It sounds like your d was not in full recovery up to now. Was she WR to the weight she had before? Did she gain normal since WR? At 15 there is no fix target weight and they must gain every year.

It was a good decision to stick on the 3 meals 3 snacks rule but it sounds like your d still restricts food and has fear food. It is important to work on that. There is no full recovery until there is fear food left.

Are you still serving and supervising? She should not be allowed to chose only fruit as a snack. A snack must have 2-3 components, one at least with carbohydrates and best ist one caloric drink in addition.

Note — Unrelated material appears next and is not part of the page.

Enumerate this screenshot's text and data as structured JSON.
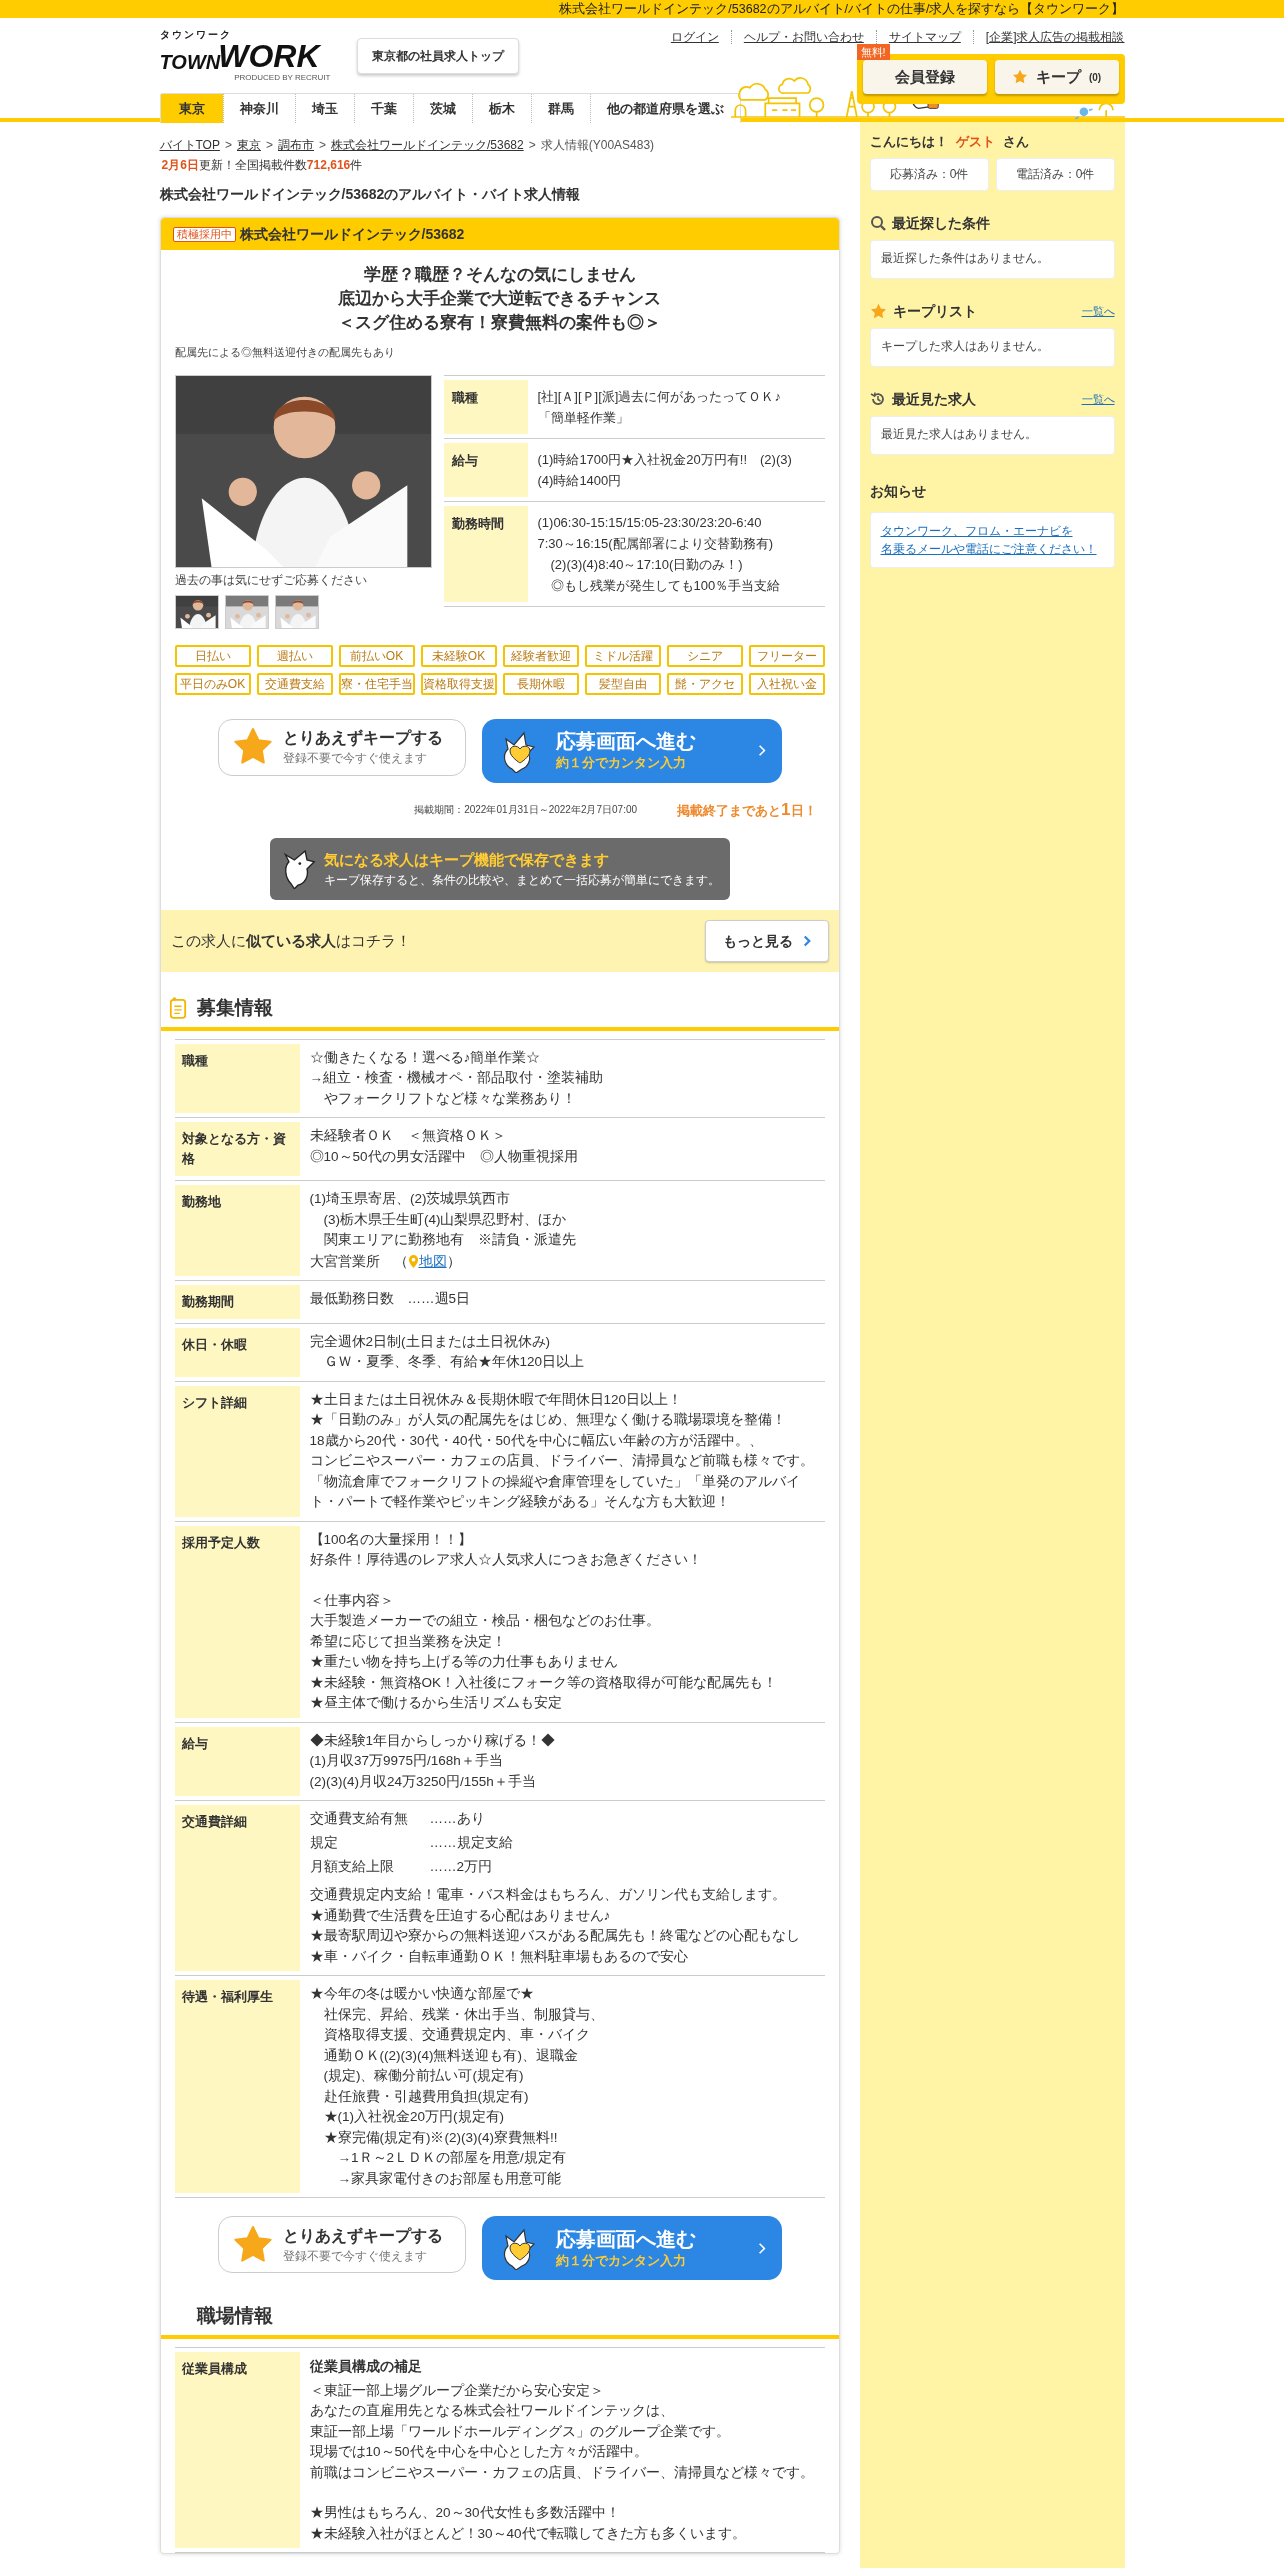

"I have asked the school to keep a close eye on her but they can’t do much more than that as they don’t have the staff to directly support her at lunch."
If school cannot supervise snacks and lunch you have 3 possibilites:
You could leave her at home until she is better.
You could go there and supervise snacks and lunch yourself.
You could take the risk with the morning snack and take her home for lunch.

Talking therapy and CBT normally works when they are WR and can engage in that. I think you need some FBT again.
And you are totally right with your concerns, no dietitian with an ED patient (at least not alone and not before you talked to her).

Is there a licenced FBT therapist in your region? Can we help you to find one?

I do not see that these are mini-relapses to be honest, that is more serious. It is really important to fight all ED behaviour out of the house to see 100% recovery. You can help her by going back to phase 1 and serve all food again until she is on a really good weight and you see a change in behaviour. And I would work on fear food. No restriction is best option to see full recovery.
Keep feeding. There is light at the end of the tunnel.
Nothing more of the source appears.